IFG's profits fall to €10.5m in first half as company slashes debt
FINANCIAL services group IFG, the only Irish financial services company that pays a dividend, says profits dipped in the first six months of this year as the company dug deep to pay off debts.
The Dublin-based company saw pre-tax profit fall to just under €10.5m from €11.1m a year earlier as the company's debts were slashed to €21m.
Sales jumped 16pc to €57.4m as the company continued to benefit from the €42.7m acquisition of UK-based pension adviser James Hay earlier in March.
Full-year profit will be at least in line with the company's previous guidance to analysts, while net debt is forecast to fall to the low-to-mid teens.
IFG began to slash debt last year after it rose to around two times earnings before interest, taxes, depreciation, and amortisation, which would have breached its bank covenants.
"A huge part of what we have been doing is degearing," said chief executive Mark Bourke. Some of the money came from retained profits in James Hay, with about €3m coming from currency movements.
The integration of the British company is going to plan and IFG expects to start reporting earnings in pounds rather than euro as the bulk of the business shifts to the UK.

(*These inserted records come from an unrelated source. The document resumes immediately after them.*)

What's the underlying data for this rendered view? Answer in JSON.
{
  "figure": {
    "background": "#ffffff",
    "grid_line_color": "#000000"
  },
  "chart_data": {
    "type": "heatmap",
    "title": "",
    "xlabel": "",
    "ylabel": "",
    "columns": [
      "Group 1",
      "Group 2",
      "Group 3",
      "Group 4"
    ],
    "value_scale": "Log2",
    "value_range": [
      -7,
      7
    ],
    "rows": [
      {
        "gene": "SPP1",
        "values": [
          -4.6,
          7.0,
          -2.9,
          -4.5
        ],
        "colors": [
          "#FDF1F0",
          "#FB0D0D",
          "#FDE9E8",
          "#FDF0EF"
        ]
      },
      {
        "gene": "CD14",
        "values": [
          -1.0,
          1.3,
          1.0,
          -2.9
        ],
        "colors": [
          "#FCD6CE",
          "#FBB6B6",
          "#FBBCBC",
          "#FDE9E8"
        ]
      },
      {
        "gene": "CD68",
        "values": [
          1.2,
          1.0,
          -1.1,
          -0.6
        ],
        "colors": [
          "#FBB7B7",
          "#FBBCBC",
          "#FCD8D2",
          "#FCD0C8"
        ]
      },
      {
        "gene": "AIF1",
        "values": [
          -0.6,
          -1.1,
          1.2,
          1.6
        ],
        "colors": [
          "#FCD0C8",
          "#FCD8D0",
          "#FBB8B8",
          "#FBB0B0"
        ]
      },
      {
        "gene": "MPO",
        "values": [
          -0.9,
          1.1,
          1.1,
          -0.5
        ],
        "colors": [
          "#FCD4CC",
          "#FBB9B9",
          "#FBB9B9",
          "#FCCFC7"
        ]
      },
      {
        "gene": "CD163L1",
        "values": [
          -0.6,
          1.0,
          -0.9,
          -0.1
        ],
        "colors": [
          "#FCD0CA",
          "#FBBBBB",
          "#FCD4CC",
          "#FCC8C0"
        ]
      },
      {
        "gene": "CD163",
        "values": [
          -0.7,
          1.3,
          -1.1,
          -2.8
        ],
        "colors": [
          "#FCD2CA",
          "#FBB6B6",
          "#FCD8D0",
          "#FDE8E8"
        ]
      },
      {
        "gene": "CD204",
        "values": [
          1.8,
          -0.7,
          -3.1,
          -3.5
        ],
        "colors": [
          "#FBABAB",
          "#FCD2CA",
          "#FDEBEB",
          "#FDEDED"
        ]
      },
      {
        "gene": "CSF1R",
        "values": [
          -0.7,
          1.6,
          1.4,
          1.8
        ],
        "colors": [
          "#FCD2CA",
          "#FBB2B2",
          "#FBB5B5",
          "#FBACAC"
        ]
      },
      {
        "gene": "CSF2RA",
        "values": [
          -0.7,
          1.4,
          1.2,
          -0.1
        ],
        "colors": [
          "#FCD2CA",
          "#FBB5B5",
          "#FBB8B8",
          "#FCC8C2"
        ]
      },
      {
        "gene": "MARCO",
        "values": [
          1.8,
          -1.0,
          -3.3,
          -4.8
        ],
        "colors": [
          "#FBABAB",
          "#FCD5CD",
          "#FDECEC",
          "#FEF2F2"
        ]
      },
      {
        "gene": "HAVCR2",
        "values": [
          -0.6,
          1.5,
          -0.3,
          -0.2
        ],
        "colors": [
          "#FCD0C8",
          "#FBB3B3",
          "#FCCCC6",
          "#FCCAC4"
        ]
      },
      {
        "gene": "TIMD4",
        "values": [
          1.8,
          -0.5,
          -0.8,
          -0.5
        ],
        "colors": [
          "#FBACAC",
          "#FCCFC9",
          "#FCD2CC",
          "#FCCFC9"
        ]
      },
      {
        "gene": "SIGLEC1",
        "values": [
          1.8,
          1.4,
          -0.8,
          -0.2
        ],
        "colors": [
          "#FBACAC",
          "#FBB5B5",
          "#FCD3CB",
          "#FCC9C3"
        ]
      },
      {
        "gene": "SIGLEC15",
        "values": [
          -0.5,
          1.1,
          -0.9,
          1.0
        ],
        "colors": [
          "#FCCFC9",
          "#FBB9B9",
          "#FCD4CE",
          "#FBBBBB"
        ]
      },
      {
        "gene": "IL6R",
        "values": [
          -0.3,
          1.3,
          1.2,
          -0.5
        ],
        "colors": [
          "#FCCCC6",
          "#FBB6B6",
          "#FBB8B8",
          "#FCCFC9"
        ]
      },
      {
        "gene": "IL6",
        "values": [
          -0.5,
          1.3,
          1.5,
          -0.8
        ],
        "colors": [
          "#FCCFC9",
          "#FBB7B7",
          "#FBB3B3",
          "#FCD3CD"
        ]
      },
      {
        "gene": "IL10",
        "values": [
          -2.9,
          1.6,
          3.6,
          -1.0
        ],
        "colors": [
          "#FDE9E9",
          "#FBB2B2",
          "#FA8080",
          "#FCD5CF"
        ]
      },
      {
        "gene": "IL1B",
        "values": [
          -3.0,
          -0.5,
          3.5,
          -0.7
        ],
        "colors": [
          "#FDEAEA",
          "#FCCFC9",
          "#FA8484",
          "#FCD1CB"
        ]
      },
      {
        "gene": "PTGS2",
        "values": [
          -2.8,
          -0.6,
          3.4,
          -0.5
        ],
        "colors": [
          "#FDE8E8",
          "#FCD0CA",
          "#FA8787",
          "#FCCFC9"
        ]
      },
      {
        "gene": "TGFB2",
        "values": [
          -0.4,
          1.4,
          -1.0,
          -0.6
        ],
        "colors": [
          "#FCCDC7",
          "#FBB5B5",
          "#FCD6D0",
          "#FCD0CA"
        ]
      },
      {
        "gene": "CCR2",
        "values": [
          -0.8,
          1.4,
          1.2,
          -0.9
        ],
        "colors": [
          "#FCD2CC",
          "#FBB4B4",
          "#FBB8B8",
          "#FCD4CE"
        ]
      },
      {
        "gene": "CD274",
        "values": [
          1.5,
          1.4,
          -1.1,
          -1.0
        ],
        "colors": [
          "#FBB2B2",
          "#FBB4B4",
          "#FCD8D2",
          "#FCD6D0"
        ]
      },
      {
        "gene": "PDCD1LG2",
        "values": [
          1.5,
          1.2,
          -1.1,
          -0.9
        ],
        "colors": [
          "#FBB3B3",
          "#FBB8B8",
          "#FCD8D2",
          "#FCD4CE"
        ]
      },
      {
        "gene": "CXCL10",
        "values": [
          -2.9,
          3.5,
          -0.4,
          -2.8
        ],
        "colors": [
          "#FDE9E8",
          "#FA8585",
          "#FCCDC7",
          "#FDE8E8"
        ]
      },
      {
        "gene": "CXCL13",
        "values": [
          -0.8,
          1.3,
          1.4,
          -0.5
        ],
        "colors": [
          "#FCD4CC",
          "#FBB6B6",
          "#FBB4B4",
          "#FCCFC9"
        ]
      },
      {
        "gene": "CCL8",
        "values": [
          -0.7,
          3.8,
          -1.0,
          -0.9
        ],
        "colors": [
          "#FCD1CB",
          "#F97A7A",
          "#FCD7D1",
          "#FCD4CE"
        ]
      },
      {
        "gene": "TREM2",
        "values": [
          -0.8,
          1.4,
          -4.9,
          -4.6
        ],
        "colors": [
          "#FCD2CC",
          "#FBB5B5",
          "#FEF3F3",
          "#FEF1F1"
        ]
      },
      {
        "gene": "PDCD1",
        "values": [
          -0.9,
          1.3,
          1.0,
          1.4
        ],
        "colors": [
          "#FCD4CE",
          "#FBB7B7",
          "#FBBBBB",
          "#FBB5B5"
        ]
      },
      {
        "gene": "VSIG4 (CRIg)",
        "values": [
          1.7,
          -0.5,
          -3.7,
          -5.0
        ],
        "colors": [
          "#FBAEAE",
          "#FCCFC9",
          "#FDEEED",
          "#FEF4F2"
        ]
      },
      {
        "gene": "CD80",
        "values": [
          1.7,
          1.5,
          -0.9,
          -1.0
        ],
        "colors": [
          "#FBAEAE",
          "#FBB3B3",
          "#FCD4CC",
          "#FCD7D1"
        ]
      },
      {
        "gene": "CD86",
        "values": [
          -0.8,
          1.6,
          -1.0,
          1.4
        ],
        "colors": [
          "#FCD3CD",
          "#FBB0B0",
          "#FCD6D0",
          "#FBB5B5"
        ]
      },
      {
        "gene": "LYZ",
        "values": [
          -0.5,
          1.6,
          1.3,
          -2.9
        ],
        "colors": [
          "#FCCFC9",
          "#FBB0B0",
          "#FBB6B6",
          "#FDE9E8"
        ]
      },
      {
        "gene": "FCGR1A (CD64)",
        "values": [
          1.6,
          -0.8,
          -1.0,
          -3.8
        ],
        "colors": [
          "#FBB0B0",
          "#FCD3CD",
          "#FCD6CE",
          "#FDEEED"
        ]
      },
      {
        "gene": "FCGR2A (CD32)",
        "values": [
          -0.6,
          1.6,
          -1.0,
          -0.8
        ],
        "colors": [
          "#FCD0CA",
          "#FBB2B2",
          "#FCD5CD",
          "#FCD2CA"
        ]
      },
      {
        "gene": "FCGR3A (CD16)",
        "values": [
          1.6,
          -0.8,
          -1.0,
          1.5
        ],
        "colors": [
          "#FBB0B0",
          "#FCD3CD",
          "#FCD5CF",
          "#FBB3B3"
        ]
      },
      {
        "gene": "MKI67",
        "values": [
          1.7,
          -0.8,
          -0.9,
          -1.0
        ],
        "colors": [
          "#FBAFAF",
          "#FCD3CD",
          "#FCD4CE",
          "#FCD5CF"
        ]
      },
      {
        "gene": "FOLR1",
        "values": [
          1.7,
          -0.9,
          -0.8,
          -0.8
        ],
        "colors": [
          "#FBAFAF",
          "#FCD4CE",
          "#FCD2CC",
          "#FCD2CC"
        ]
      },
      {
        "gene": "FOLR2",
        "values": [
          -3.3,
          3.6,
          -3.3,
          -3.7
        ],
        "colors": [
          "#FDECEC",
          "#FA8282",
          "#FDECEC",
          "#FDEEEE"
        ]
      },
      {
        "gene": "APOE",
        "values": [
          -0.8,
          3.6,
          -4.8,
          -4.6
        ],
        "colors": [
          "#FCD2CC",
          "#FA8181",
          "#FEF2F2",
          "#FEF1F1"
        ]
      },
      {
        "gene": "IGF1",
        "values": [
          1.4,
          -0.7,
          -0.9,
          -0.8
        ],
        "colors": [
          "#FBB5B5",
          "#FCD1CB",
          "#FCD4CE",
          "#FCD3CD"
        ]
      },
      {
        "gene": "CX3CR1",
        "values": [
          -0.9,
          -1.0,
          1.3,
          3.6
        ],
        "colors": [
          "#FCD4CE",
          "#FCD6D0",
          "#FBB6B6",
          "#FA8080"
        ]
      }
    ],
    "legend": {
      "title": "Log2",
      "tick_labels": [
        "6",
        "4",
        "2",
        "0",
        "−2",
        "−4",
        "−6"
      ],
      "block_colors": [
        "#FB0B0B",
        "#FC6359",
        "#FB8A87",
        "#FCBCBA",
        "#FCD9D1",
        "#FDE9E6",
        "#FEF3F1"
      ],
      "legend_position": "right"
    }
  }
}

The company is making little from the Irish property market, where it has tied agents, and increasing its focus on Britain, where it sells annuities and other pension products.
IFG is also saving money by cutting staff and employs 420 people compared with 522 last year as James Hay employees were shed.
The company, which announced a series of senior management changes yesterday, aims to reduce staff numbers to 350 next year.
IFG's Irish business recorded a loss of €1.4m as the property business struggled and it shifted to life annuities.
It raised its dividend by 6pc to 1.35 cents a share.